A proteção previdenciária destinada à pessoa com deficiência (PCD) representa um dos pilares mais sofisticados do Direito Previdenciário contemporâneo, possuindo o status de ferramenta de justiça social e equidade.

No cenário pós-Reforma da Previdência (Emenda Constitucional nº 103/2019), a Aposentadoria por Tempo de Contribuição da Pessoa com Deficiência consolidou-se como uma das modalidades mais vantajosas do Regime Geral de Previdência Social (RGPS), uma vez que preservou, em grande medida, as regras favoráveis estabelecidas pela Lei Complementar nº 142/2013.

A aposentadoria da pessoa com deficiência não deve ser confundida com a aposentadoria por incapacidade permanente (antiga invalidez). Enquanto a aposentadoria por incapacidade permanente exige a impossibilidade total e definitiva para o trabalho, a aposentadoria PCD premia justamente a funcionalidade e o esforço contributivo do trabalhador que, apesar das barreiras impostas por sua condição, permanece ativo no mercado de trabalho.

A Sobrevivência das Regras na EC 103/2019:

 Um ponto de recorrente dúvida e dor para o público PCD é se a “Reforma da Previdência acabou com o direito”.

A resposta técnica é NÃO. O artigo 22 da EC 103/2019 estabeleceu que, até que lei específica disponha sobre o tema, as regras de concessão (idade, tempo de contribuição e carência) da aposentadoria da pessoa com deficiência permanecem aquelas previstas na Lei Complementar nº 142/2013.

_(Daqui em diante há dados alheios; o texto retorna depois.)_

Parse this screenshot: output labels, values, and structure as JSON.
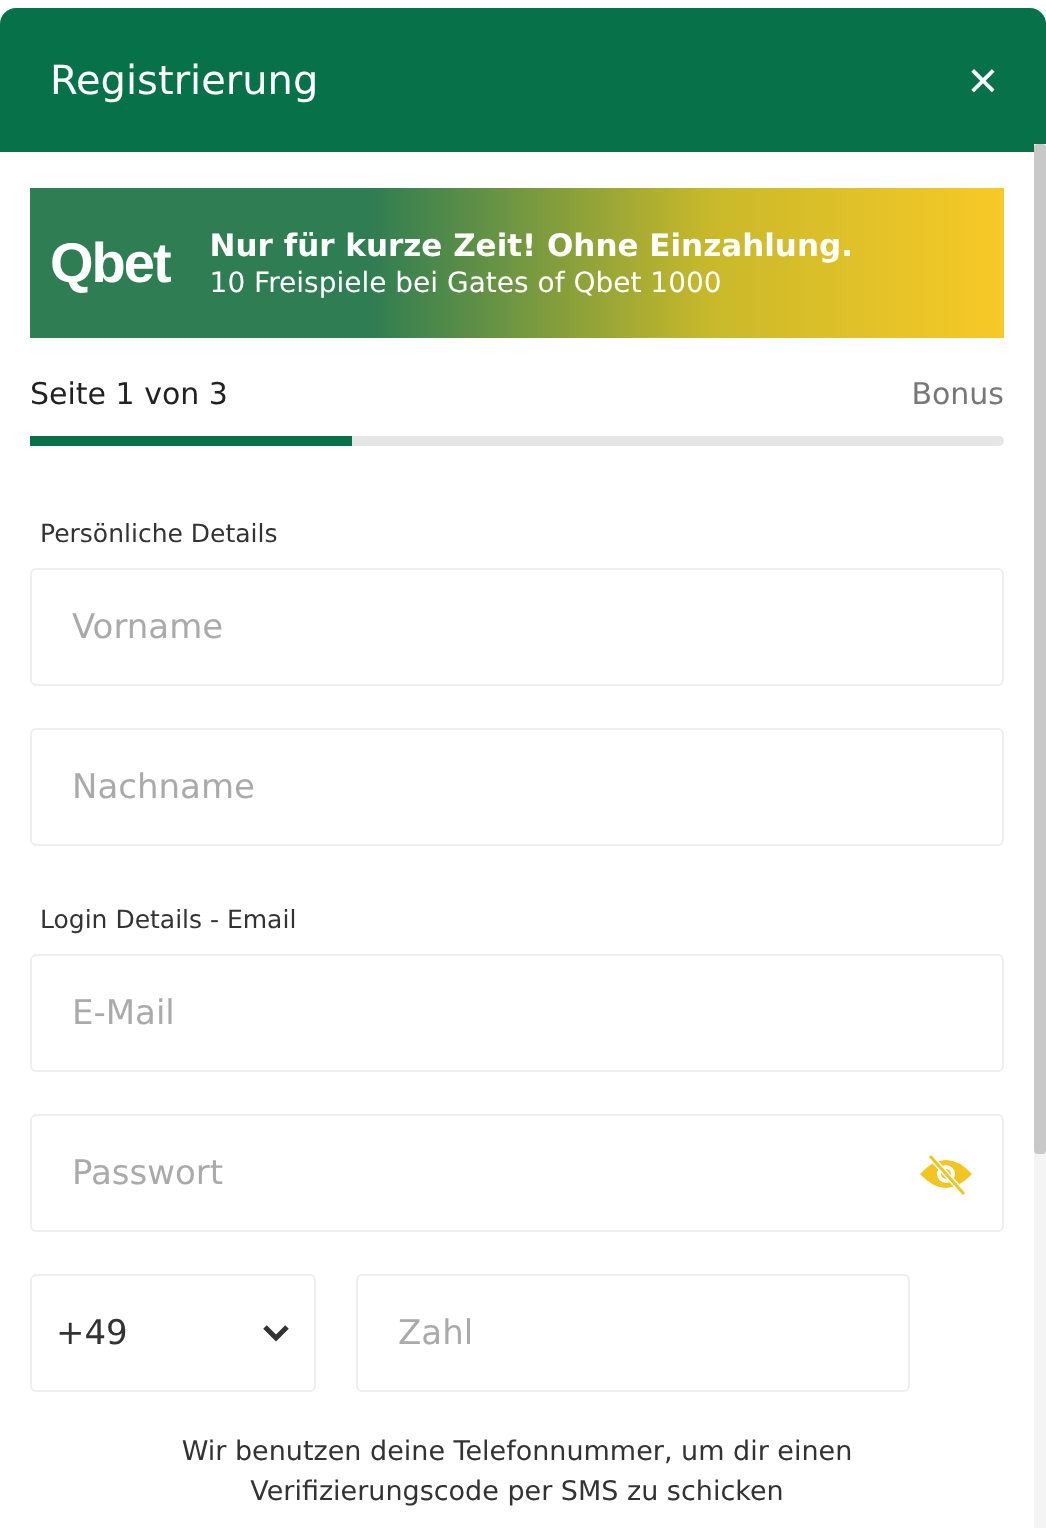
{
  "window": {
    "title": "Registrierung",
    "close": "×"
  },
  "banner": {
    "logo": "Qbet",
    "headline": "Nur für kurze Zeit! Ohne Einzahlung.",
    "subline": "10 Freispiele bei Gates of Qbet 1000"
  },
  "progress": {
    "step": "Seite 1 von 3",
    "next": "Bonus",
    "level": 0.33
  },
  "sections": [
    {
      "label": "Persönliche Details",
      "fields": [
        {
          "placeholder": "Vorname",
          "kind": "text"
        },
        {
          "placeholder": "Nachname",
          "kind": "text"
        }
      ]
    },
    {
      "label": "Login Details - Email",
      "fields": [
        {
          "placeholder": "E-Mail",
          "kind": "text"
        },
        {
          "placeholder": "Passwort",
          "kind": "password"
        }
      ]
    }
  ],
  "phone": {
    "code": "+49",
    "placeholder": "Zahl"
  },
  "note": "Wir benutzen deine Telefonnummer, um dir einen Verifizierungscode per SMS zu schicken"
}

Esta blindagem constitucional é o que torna este benefício, uma das melhores aposentadorias, pois não exige a idade mínima elevada (62 anos para mulheres e 65 para homens) imposta às demais aposentadorias.

Requisitos de Acesso e a Gradação da Deficiência:

 A modalidade de aposentadoria por tempo de contribuição da PCD exige o cumprimento de requisitos básicos: a carência de 180 meses de contribuição e o tempo de contribuição específico, que varia de acordo com o sexo do segurado e o grau da deficiência (leve, moderada ou grave). É fundamental ressaltar que a carência pode ser cumprida em períodos em que o segurado ainda não tinha deficiência, mas o tempo de contribuição necessário deve ser comprovado na condição de PCD.

Tabela de Requisitos por Grau de Deficiência:

 O tempo de contribuição é reduzido conforme a gravidade da deficiência, estabelecendo-se uma compensação justa pelo maior desgaste físico e social do trabalhador. A tabela abaixo resume os requisitos estabelecidos pelo artigo 3º da LC 142/2013:

Grau de Deficiência

Tempo Necessário (Homem)

Tempo Necessário (Mulher)

Carência Mínima

Grave

25 anos

20 anos

180 meses

Moderada

29 anos

24 anos

180 meses

Leve

33 anos

28 anos

180 meses

Para a aposentadoria por idade da PCD, os requisitos são fixos, independentemente do grau: 60 anos para homens e 55 anos para mulheres, com o mínimo de 15 anos de contribuição comprovada na condição de deficiência.

Engenharia de Conversão de Períodos Comuns e Especiais:

 Muitos segurados não foram PCD durante toda a vida laboral. Nesses casos, a legislação permite a conversão do tempo comum em tempo de deficiência, e vice-versa, aplicando-se fatores multiplicadores. Esta é a “mágica” do planejamento previdenciário: transformar anos de trabalho comum em períodos que aceleram a concessão da aposentadoria.